Washington, DC – While some pundits are preparing to declare comprehensive immigration reform dead for this year, the fact is that plans to move forward on immigration reform are still very much in motion. Though President Obama’s State of the Union address gave only a brief mention of his support for fixing the broken immigration system – a missed opportunity that disappointed many Latino immigrants and their advocates – Congressional leaders and a prominent White House advisor yesterday reaffirmed that immigration reform is a priority for both Congress and the President.
“We still expect Congress to move forward on immigration reform this year,” said Frank Sharry, Executive Director of America’s Voice. “As affirmed by the Senate leadership yesterday, the work on Capitol Hill continues. Despite our disappointment over the President’s too-brief mention of immigration reform in the State of the Union Address, and despite the panic set off among Democrats following the Massachusetts special election, we believe that once the dust settles immigration reform will make a comeback this year. Immigration has more potential to be bipartisan than almost any other issue on the legislative agenda, and it’s an issue that appeals to independent voters who want pragmatic solutions and Latino voters who want respect.”
During a news conference held by Senate Democratic leaders yesterday, Senate Majority Leader Harry Reid (D-NV) and Chairman of the Senate Subcommittee on Immigration, Refugees and Border Security, Sen. Chuck Schumer (D-NY) both made clear their unequivocal support for comprehensive immigration reform and outlined their efforts to move forward with a legislative solution this year. Sen. Reid (D-NV) disagreed with critiques that the State of the Union remarks dimmed the prospects for immigration reform, saying, “The President, I don’t think, dropped the ball. He talked about immigration reform last night. He has spoken with us about immigration reform. It is something we need to do… It is something we’re committed to do. And we’ll do it as soon as we can.” Said Sen. Chuck Schumer (D-NY), who is leading efforts to develop reform legislation: “We are making good progress.” He noted the bi-partisan nature of his approach, saying, “I’ve said all along, even before last Tuesday with the Massachusetts election, that we have to have this bill be a bipartisan bill, two Democrats, two Republicans to introduce it. We’re not there yet. We’re still working on getting our Republicans. But we’re talking to people . . . who have a lot of interest and enthusiasm. And our intention is to move forward.”
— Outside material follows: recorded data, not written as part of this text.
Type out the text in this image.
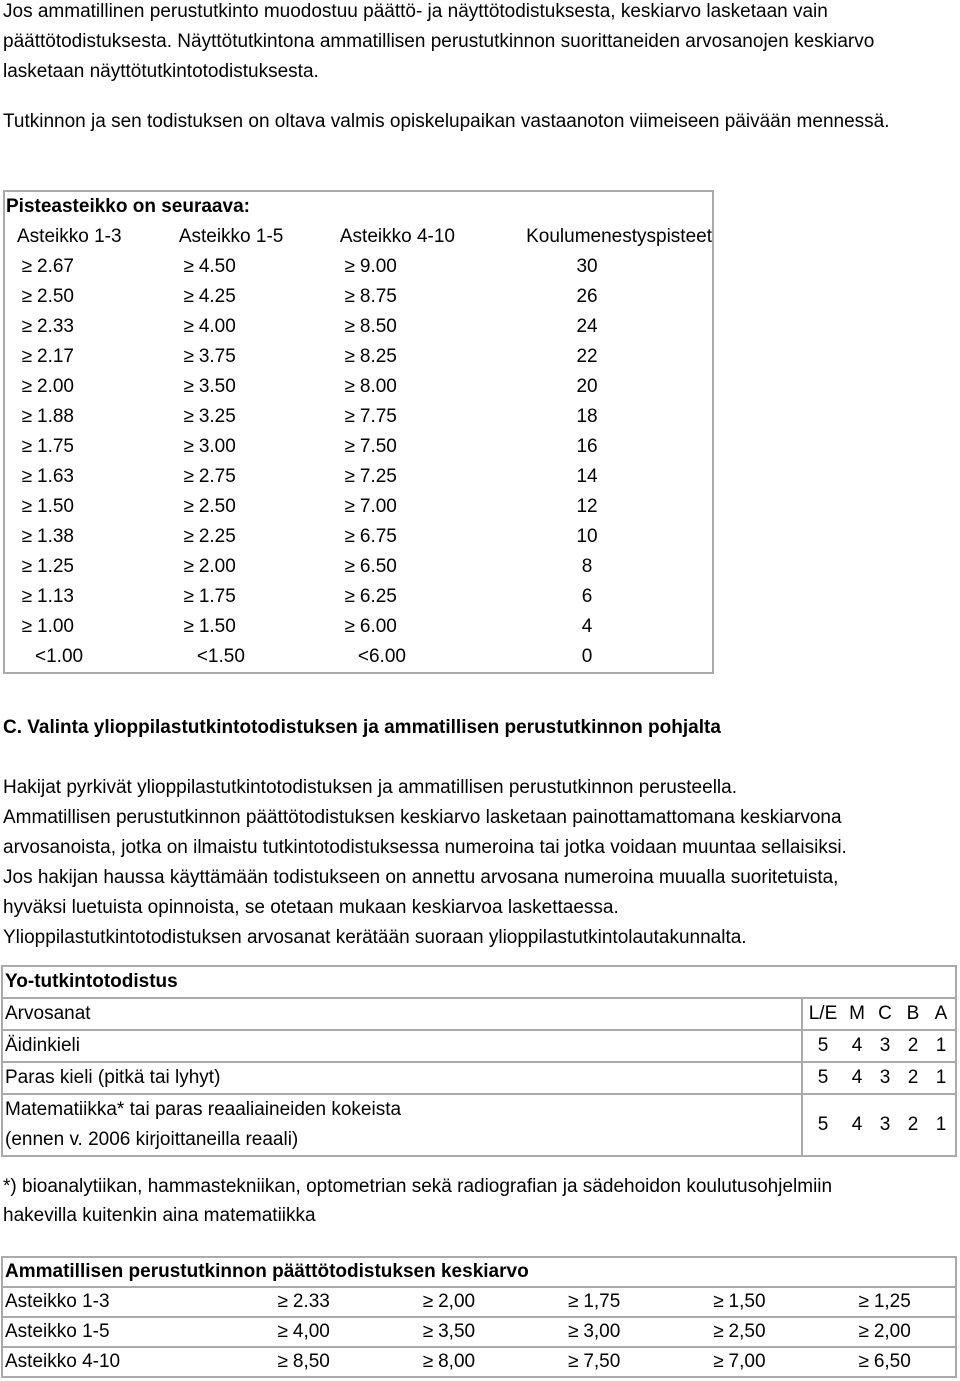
Jos ammatillinen perustutkinto muodostuu päättö- ja näyttötodistuksesta, keskiarvo lasketaan vain päättötodistuksesta. Näyttötutkintona ammatillisen perustutkinnon suorittaneiden arvosanojen keskiarvo lasketaan näyttötutkintotodistuksesta.

Tutkinnon ja sen todistuksen on oltava valmis opiskelupaikan vastaanoton viimeiseen päivään mennessä.

Pisteasteikko on seuraava:			
Asteikko 1-3	Asteikko 1-5	Asteikko 4-10	Koulumenestyspisteet
≥ 2.67	≥ 4.50	≥ 9.00	30
≥ 2.50	≥ 4.25	≥ 8.75	26
≥ 2.33	≥ 4.00	≥ 8.50	24
≥ 2.17	≥ 3.75	≥ 8.25	22
≥ 2.00	≥ 3.50	≥ 8.00	20
≥ 1.88	≥ 3.25	≥ 7.75	18
≥ 1.75	≥ 3.00	≥ 7.50	16
≥ 1.63	≥ 2.75	≥ 7.25	14
≥ 1.50	≥ 2.50	≥ 7.00	12
≥ 1.38	≥ 2.25	≥ 6.75	10
≥ 1.25	≥ 2.00	≥ 6.50	8
≥ 1.13	≥ 1.75	≥ 6.25	6
≥ 1.00	≥ 1.50	≥ 6.00	4
<1.00	<1.50	<6.00	0

C. Valinta ylioppilastutkintotodistuksen ja ammatillisen perustutkinnon pohjalta

Hakijat pyrkivät ylioppilastutkintotodistuksen ja ammatillisen perustutkinnon perusteella.
Ammatillisen perustutkinnon päättötodistuksen keskiarvo lasketaan painottamattomana keskiarvona
arvosanoista, jotka on ilmaistu tutkintotodistuksessa numeroina tai jotka voidaan muuntaa sellaisiksi.
Jos hakijan haussa käyttämään todistukseen on annettu arvosana numeroina muualla suoritetuista,
hyväksi luetuista opinnoista, se otetaan mukaan keskiarvoa laskettaessa.
Ylioppilastutkintotodistuksen arvosanat kerätään suoraan ylioppilastutkintolautakunnalta.
Yo-tutkintotodistus					
Arvosanat	L/E	M	C	B	A
Äidinkieli	5	4	3	2	1
Paras kieli (pitkä tai lyhyt)	5	4	3	2	1

Matematiikka* tai paras reaaliaineiden kokeista
(ennen v. 2006 kirjoittaneilla reaali)	5	4	3	2	1

*) bioanalytiikan, hammastekniikan, optometrian sekä radiografian ja sädehoidon koulutusohjelmiin

hakevilla kuitenkin aina matematiikka

Ammatillisen perustutkinnon päättötodistuksen keskiarvo					
Asteikko 1-3	≥ 2.33	≥ 2,00	≥ 1,75	≥ 1,50	≥ 1,25
Asteikko 1-5	≥ 4,00	≥ 3,50	≥ 3,00	≥ 2,50	≥ 2,00
Asteikko 4-10	≥ 8,50	≥ 8,00	≥ 7,50	≥ 7,00	≥ 6,50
Also yesterday, in interviews with Spanish media outlets, White House advisor Valerie Jarrett made clear the Obama Administration’s intention to back comprehensive immigration reform. Among Jarrett’s favorable comments regarding the prospects of reform: Immigration “won’t fall by the wayside (just) because our top priority is creating jobs. We can do several things at once.” President Obama remains “absolutely determined” to pass reform, and, “We have to make sure to educate the public so they realize this isn’t just an issue that affects Latinos, it’s an issue that affects all Americans, it’s good for the country and for creating jobs.”
“The American people are looking for bipartisan solutions to the big and persistent problems of our time, like immigration reform,” said Frank Sharry. “Support for comprehensive immigration reform cuts across party lines, will benefit our economic recovery by generating billions in new tax revenues, helping American workers and honest employers, and will replace the chaos of the status quo with a functional approach that restores the rule of law.”